All’Olimpico arriva un’Atalanta pronta come non mai a scrivere ancora pagine meravigliose della propria storia recente e un successo porterebbe i nerazzurri al secondo posto, un risultato che se confermato a fine anno sarebbe il più grande della storia orobica. Molti giocatori hanno vestito le maglie di Dea e Lupa, ma forse questi cinque non li ricordavate.

Daniele Berretta

Centrocampista offensivo, dotato di ottime capacità di scorrazzare sulla fascia e che un’ottima abilità nell’inserimento, si è rivelato uno dei più interessanti e apprezzati giocatori di provincia per un decennio. Daniele Berretta iniziò nelle giovanili delle squadra della sua città, la Roma, da quando aveva sedici anni, ma per il debutto in prima squadra deve aspettare il passaggio al Vicenza in prestito.

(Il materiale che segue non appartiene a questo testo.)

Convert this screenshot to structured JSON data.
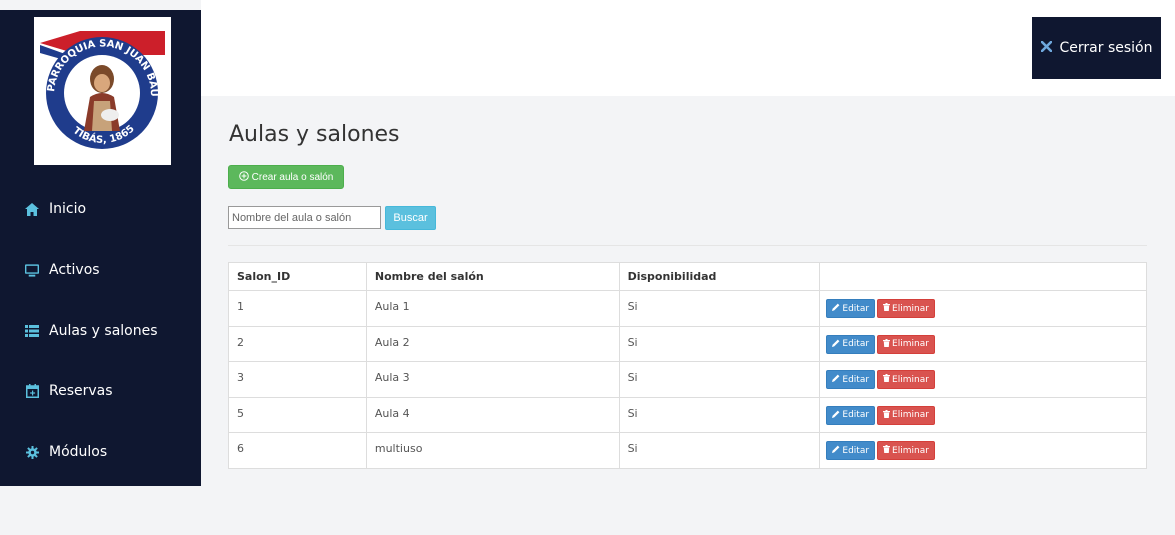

Le buone prestazioni in Veneto gli permettono di ritornare alla base, con Carlo Mazzone che crede in lui anche se l’esordio in giallorosso è da dimenticare. A San Siro contro il Milan dura poco più di un tempo prima di essere espulso per doppia ammonizione e se ne va così senza acuti la sua annata nella Capitale.

Un anno di prestito a Cagliari sembra fargli bene, ma al suo ritorno in giallorosso subisce un grave infortunio che ne preclude l’utilizzo nelle due stagioni successive, anche se a Mosca con la Dinamo trovò il suo unico gol nella sua avventura romanista. Nel corso della stagione 1996-97 tornò in Sardegna per tre annate, fino a quando nel 2001 non arrivò la chiamata di Vavassaori e dell’Atalanta.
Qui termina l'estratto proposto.